Le Premier ministre, Jean-Marc Ayrault, a annoncé l’allongement des cotisations, sans pour autant élever le départ de l’âge de la retraite, à 62 ans. Cette réforme propose de passer de 41 années de cotisations à 43 ans, d’ici 2035.

Pour de nombreuses personnalités, cette réforme, qualifiée « d’anti-jeune » , ne pourra pas être traduite à La Réunion, en raison des taux de chômage élevés chez les plus de 50 ans et les moins de 25 ans, dont le taux reste le plus élevé de France. En effet, selon cette nouvelle réforme, un jeune arrivé sur le marché du travail à 23 ans devra travailler jusqu’à l’âge de 66 ans pour obtenir une retraite à taux plein.

La réforme du gouvernement mettra en place une augmentation de la durée de cotisation, au rythme d’un trimestre tous les trois ans. En ce qui concerne tous les salariés du privé, leurs cotisations retraite devraient augmenter de 0,3 point sur quatre ans (0,15 point en 2014, puis 0,05 point les années suivantes). Une solution que le Premier ministre, Jean-Marc Ayrault, préfère à la « diminution des pensions ». Cela signifiera qu’un salarié né en 1973 devra cotiser 43 ans pour pouvoir bénéficier d’une retraite à taux plein. Si ce salarié a commencé à travailler à 25 ans, il ne pourra partir sans décote avant 68 ans.

Une mesure « contre la jeunesse »

Des personnalités politiques et syndicales se sont accordées pour dénoncer une réforme des retraites insatisfaisante, car elle ne prend pas en compte les spécifiés réunionnaises. Une réforme jugée « contre la jeunesse », a dénoncé Gilles Leperlier, Président de l’AJFER-Nou Lé Kapab. Pour ce dernier , « à l’instar de la réforme de 2010 du gouvernement de François Fillon, le gouvernement actuel pénalise les jeunes Réunionnais, qui sont pourtant les premiers concernés » .
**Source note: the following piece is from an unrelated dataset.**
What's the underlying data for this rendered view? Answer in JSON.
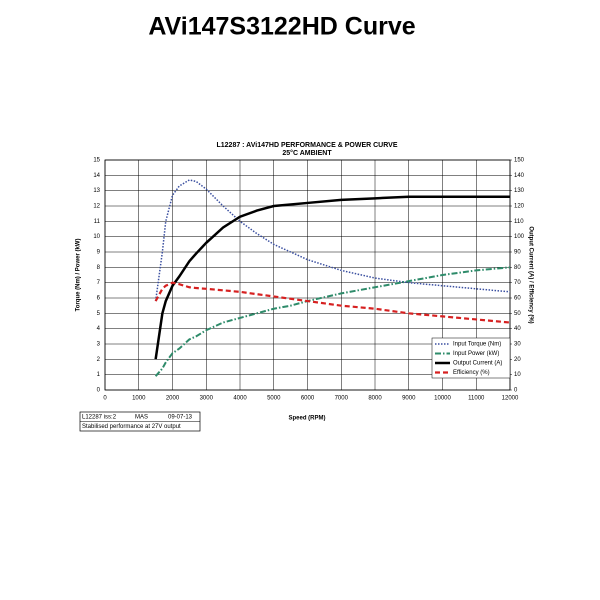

Le président de l’AJFER-Nou Lé Kapab a indiqué que « le gouvernement occulte un élément fondamental, notamment à La Réunion, pour que des actifs puissent cotiser, il faut qu’ils puissent travailler. Il faut donc impérativement créer des emplois à La Réunion et pas seulement se contenter de dispositifs d’emplois précaires ».

En effet, le taux de chômage des jeunes de moins de 25 ans est de 56,2%, l’un des taux les plus élevés de France.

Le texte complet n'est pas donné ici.